Soll jedoch der Tatbestand des offensichtlichen Irrtums nicht auf unvermeidliche Irrtümer reduziert, und damit der Anwendungsbereich dieses Rechtsinstituts in einer seinem Sinn und Zweck nicht mehr entsprechenden Weise eingeschränkt werden (vgl. BVerwG, Urt. v. 26. 8. 2009 - BVerwG 3 C 15.08 -, a. a. O., Langtext Rn. 21), kann nicht jede Fahrlässigkeit mit Unredlichkeit gleichgesetzt werden. Es ist deshalb eine Fallgruppenbildung vorzunehmen, die auf einer Unterscheidung zwischen verschiedenen Formen der Fahrlässigkeit beruht und daran anknüpft, in welchem Maße ein Mangel an Bereitschaft zu pflichtgemäß sorgfältigem Verhalten erkennbar wird. Der Senat hat bereits in seiner Entscheidung vom 24. April 2008 - 10 LB 179/07 - (RdL 2008, 346 ff. = AUR 2009, 31 ff., hier zitiert nach juris, Langtext Rn. 34), welche u. a. die Anforderungen an einen offensichtlichen Irrtum im Sinne des Art. 12 VO (EG) Nr. 2419/2001 betraf, ausgeführt, dass die Maßgeblichkeit der Umstände des Einzelfalls einer Fallgruppenbildung nicht entgegensteht. Daran ist für die Auslegung des Art. 19 VO (EG) Nr. 796/2004 festzuhalten. Denn ob ein Antragsteller in gutem Glauben gehandelt hat, unterliegt zwar der Würdigung im Einzelfall. Dies bedeutet aber lediglich, dass insoweit keine zwingenden Beweisregeln bestehen (BVerwG, Urt. v. 26. 8. 2009 - BVerwG 3 C 15.08 -, RdL 2010, 162 ff., hier zitiert nach juris, Langtext Rn. 22). Es heißt nicht, dass es sich verbietet, abstrakte Kriterien zu entwickeln, die eine Einordnung der Einzelfälle erleichtern können.

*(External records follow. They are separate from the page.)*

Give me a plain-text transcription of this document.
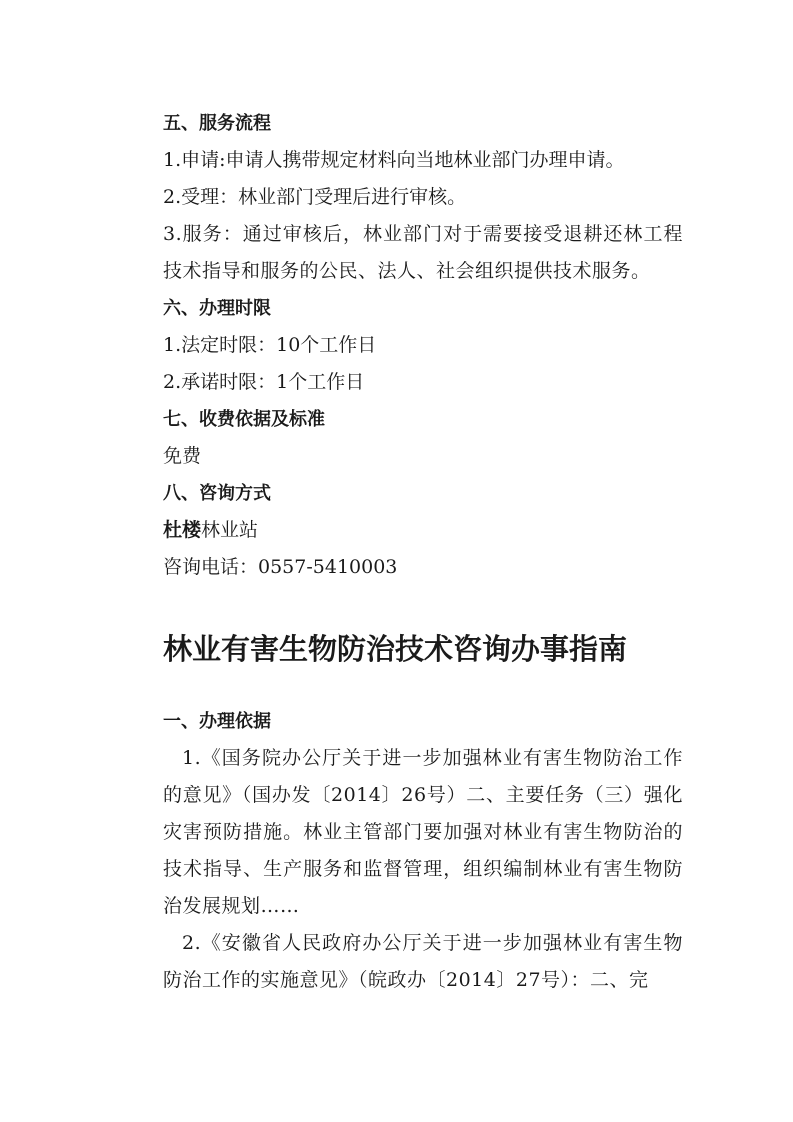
五、服务流程

1.申请:申请人携带规定材料向当地林业部门办理申请。

2.受理：林业部门受理后进行审核。

3.服务：通过审核后，林业部门对于需要接受退耕还林工程技术指导和服务的公民、法人、社会组织提供技术服务。

六、办理时限

1.法定时限：10个工作日

2.承诺时限：1个工作日

七、收费依据及标准

免费

八、咨询方式

杜楼林业站

咨询电话：0557-5410003

林业有害生物防治技术咨询办事指南

一、办理依据

1.《国务院办公厅关于进一步加强林业有害生物防治工作的意见》（国办发〔2014〕26号）二、主要任务（三）强化灾害预防措施。林业主管部门要加强对林业有害生物防治的技术指导、生产服务和监督管理，组织编制林业有害生物防治发展规划……

2.《安徽省人民政府办公厅关于进一步加强林业有害生物防治工作的实施意见》（皖政办〔2014〕27号）：二、完
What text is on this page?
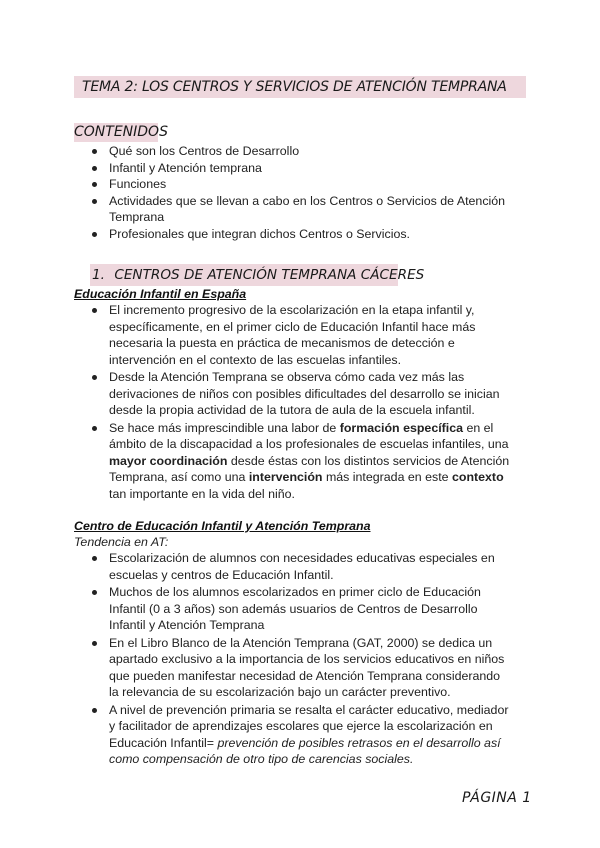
TEMA 2: LOS CENTROS Y SERVICIOS DE ATENCIÓN TEMPRANA
CONTENIDOS
Qué son los Centros de Desarrollo
Infantil y Atención temprana
Funciones
Actividades que se llevan a cabo en los Centros o Servicios de Atención Temprana
Profesionales que integran dichos Centros o Servicios.
1. CENTROS DE ATENCIÓN TEMPRANA CÁCERES
Educación Infantil en España
El incremento progresivo de la escolarización en la etapa infantil y, específicamente, en el primer ciclo de Educación Infantil hace más necesaria la puesta en práctica de mecanismos de detección e intervención en el contexto de las escuelas infantiles.
Desde la Atención Temprana se observa cómo cada vez más las derivaciones de niños con posibles dificultades del desarrollo se inician desde la propia actividad de la tutora de aula de la escuela infantil.
Se hace más imprescindible una labor de formación específica en el ámbito de la discapacidad a los profesionales de escuelas infantiles, una mayor coordinación desde éstas con los distintos servicios de Atención Temprana, así como una intervención más integrada en este contexto tan importante en la vida del niño.
Centro de Educación Infantil y Atención Temprana
Tendencia en AT:
Escolarización de alumnos con necesidades educativas especiales en escuelas y centros de Educación Infantil.
Muchos de los alumnos escolarizados en primer ciclo de Educación Infantil (0 a 3 años) son además usuarios de Centros de Desarrollo Infantil y Atención Temprana
En el Libro Blanco de la Atención Temprana (GAT, 2000) se dedica un apartado exclusivo a la importancia de los servicios educativos en niños que pueden manifestar necesidad de Atención Temprana considerando la relevancia de su escolarización bajo un carácter preventivo.
A nivel de prevención primaria se resalta el carácter educativo, mediador y facilitador de aprendizajes escolares que ejerce la escolarización en Educación Infantil= prevención de posibles retrasos en el desarrollo así como compensación de otro tipo de carencias sociales.
PÁGINA 1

Hiernach handelt zum einen derjenige in der Regel nicht redlich, ist also regelmäßig nicht als gutgläubig anzusehen und irrt sich deshalb in der Regel nicht, der die Abweichung des "Falschen" vom "Richtigen" dadurch herbeiführt, dass er die im Zuge der Antragsstellung zu beachtenden Sorgfaltspflichten in grob fahrlässiger Weise verletzt. Denn grob fahrlässig verhält sich, wer die erforderliche Sorgfalt in besonders schwerem Maße verletzt, schon einfachste, ganz naheliegende Überlegungen nicht anstellt und dasjenige nicht beachtet, was im gegebenen Fall jedem einleuchten musste (vgl. Grüneberg, in: Palandt, BGB, 70. Aufl. 2011, § 277 Rn. 5). Wer derart nachlässig an seine Antragstellung herangeht, negiert innerlich das nicht unbillige Verlangen des europäischen Rechts nach einem sorgfältig ausgefüllten Antrag. Er verdient daher in der Regel die mit der Anerkennung eines offensichtlichen Irrtums verbundene Nachsicht nicht und seine privaten Interessen können den etwaigen mit der Anerkennung offensichtlicher Irrtümer verbundenen Verwaltungsaufwand nicht rechtfertigen. Vielmehr würde es die präventive Wirkung, die nicht erst von Sanktionen, sondern bereits von dem schlichten Verlust nicht ordnungsgemäß geltend gemachter Ansprüche ausgeht, zu sehr schmälern, wenn selbst grob fahrlässig falsche (und d. h. auch unvollständige) Angaben nach Art. 19 VO (EG) Nr. 796/2004 regelmäßig berichtigt werden dürften. Es mag offen bleiben, ob Ausnahmen für solche Fälle anzunehmen sind, in denen die Falschangabe auf einem Rechenfehler beruht, mit dem ohnehin amtlich zu prüfende Einzelangaben lediglich mathematisch unrichtig in einem Ergebnis zusammengeführt werden, sodass die Behörde auf die Rechenleistung des Antragstellers für die Bearbeitung des ansonsten sorgfältig ausgefüllten Antrags im Grunde nicht angewiesen ist.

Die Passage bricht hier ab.